Let's give a concrete example of how perception could yield different laws of physics. One example how for the longest time in history we thought that the earth was centered in the middle of the universe and everything revolved around us. You might hear this and laugh at how stupid humans from the past were, but there is more credence to this then one might believe. Looking at the data it is easy to derive equations that model the motion of stars and planets fairly accurately while the earth remains stationary. You shift your perceptive to make the earths frame of motion stationary and the equations are shifted too. Eventually we found out our frame of reference was not stationary but was in fact orbiting around the sun. But this explains how the same data (the motion of the stars) can be interpreted in multiple way.

Now in that past example, the idea that the earth is in the center was wrong.

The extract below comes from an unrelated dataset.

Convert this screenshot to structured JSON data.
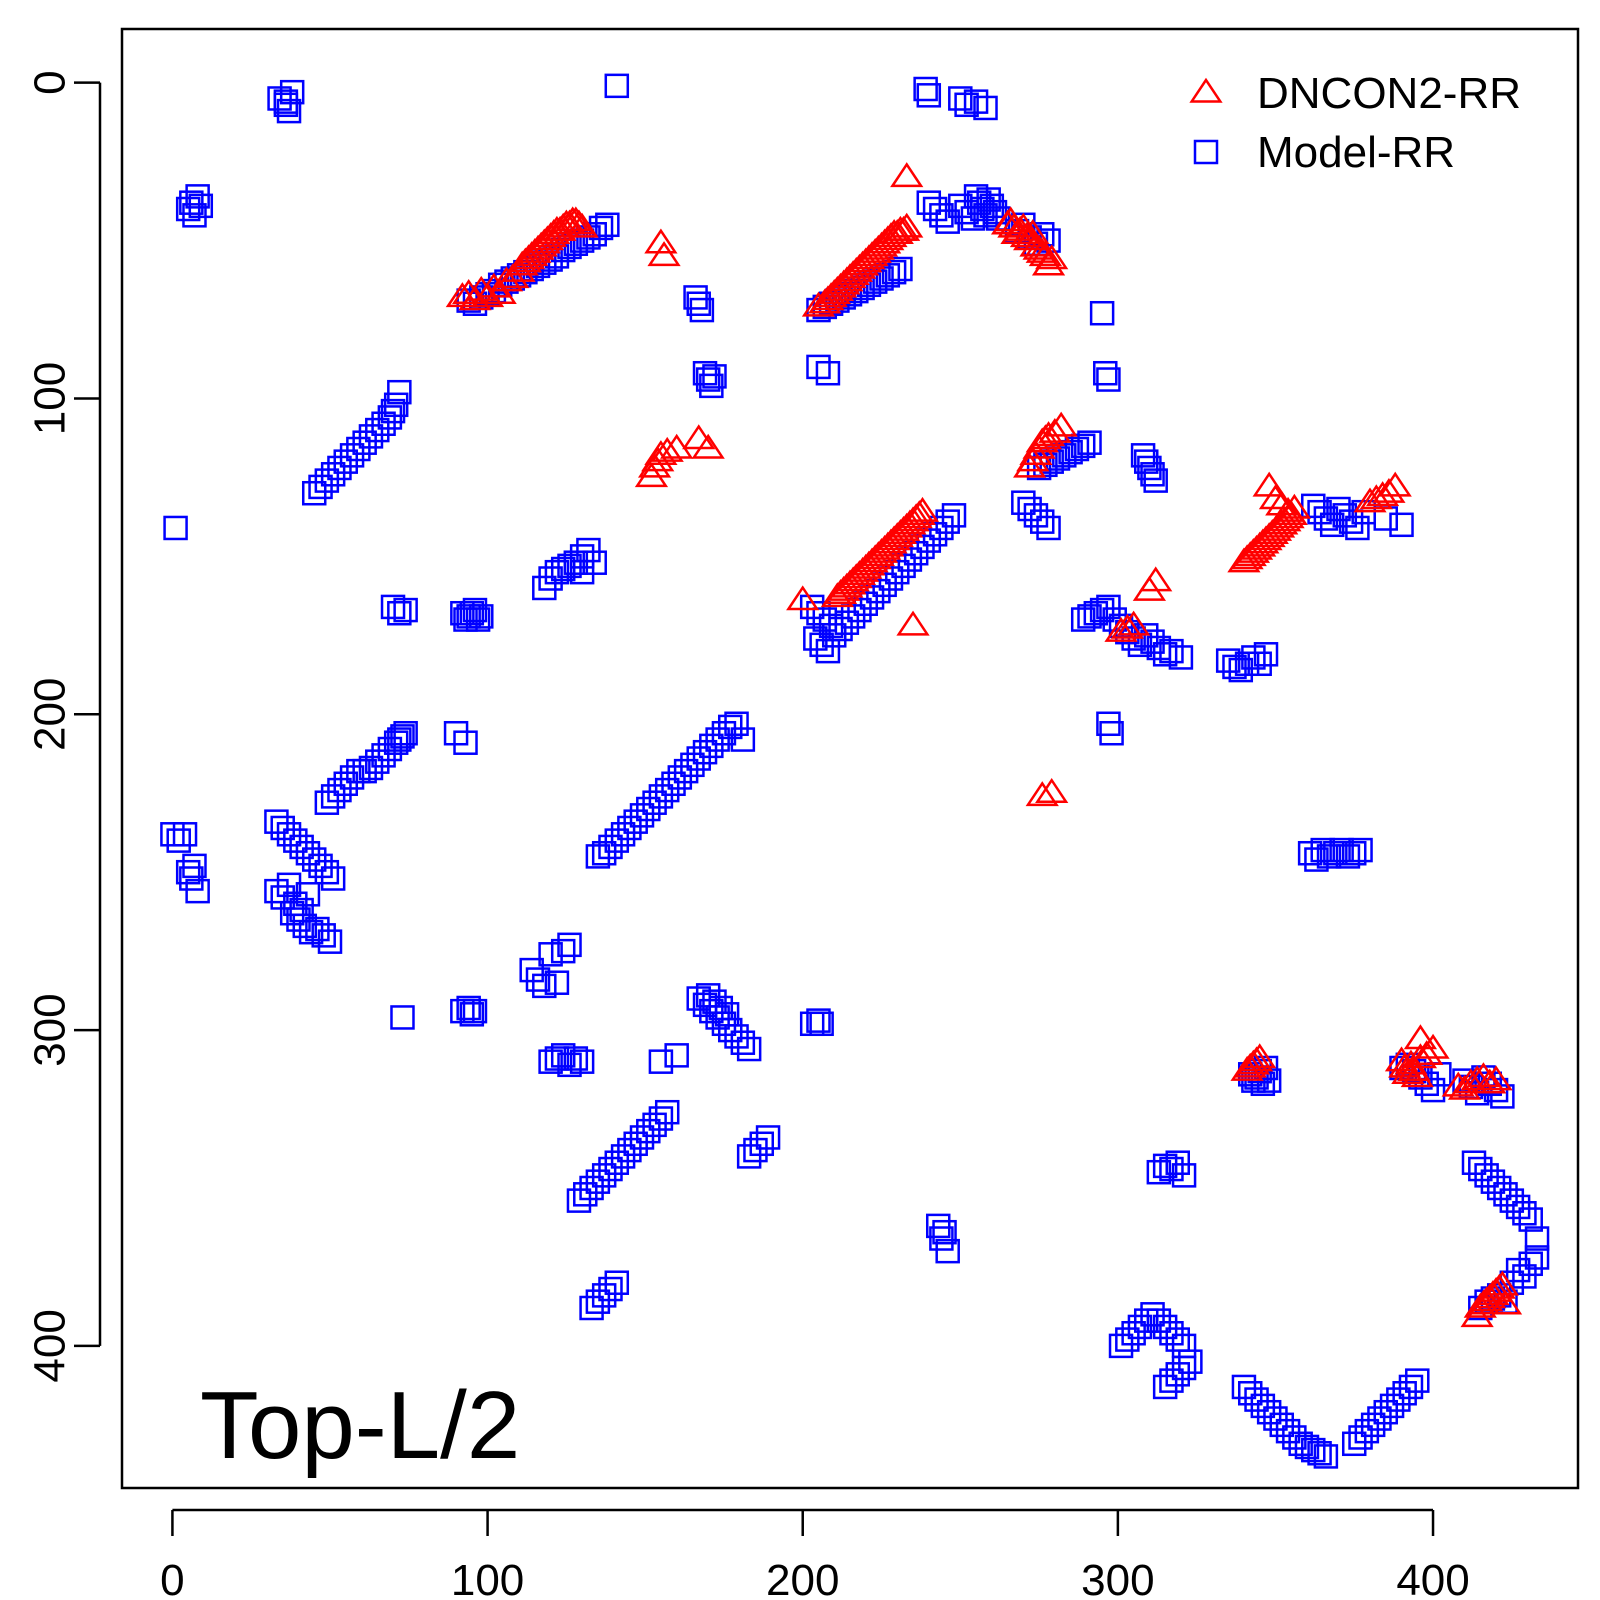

But let's look at an example where you can have two different models both of which are right. If you have ever studied circuits you know that there are two different "models" of looking at electron flow in a wire. If there is a wire with electrons flowing to the right, it could be modeled as a negative charge moving to the right or a positive charge moving to the left. Both are accurate and valid, just different models of the same phenomenon. You shift you perceptive to change the model, but both perspectives are showing the same underlying data.

In the same way, imagine a much deeper shift in perspective. There is an alien being looking observing a partial moving and trying to explain it to us, they might not be looking at what we call a partial but some different organization of the universe where partials are strange concepts to them that make sense but are pointless to how they explain things. Or another example from Ted Chiang's short story is how the aliens and humans discuss velocity. The aliens in that story see the principal of least action as the most fundamental concept, where to us that is a contrived equation that involves integrals over time but to them is it simple and concepts like velocity and acceleration make little sense to them. The natural question then is what determines how you model the universe? It must come down to your perception of it, your biological organization.

Now this is basically the same argument as Plato's cave, which was formulated thousands of years ago, just taking it to a different level. His cave the prisoners are looking at a way which has shadow projections of the real world. They come up with different laws of physics that determine how the shadows move to great accuracy, but they are coming up with models that fit the data in their particular situation, their perception. Are they wrong? It is hard to argue that they are wrong because you can never know if your theories are right or if you are looking at a projection of some higher universe, all you can say is that based on your perception, your models of physics predict useful things.

This all suggests that perception of the universe actually influences physics, not the other way around. Our biology could be the most fundamental discipline and from it, you can derive how we would formulate physics.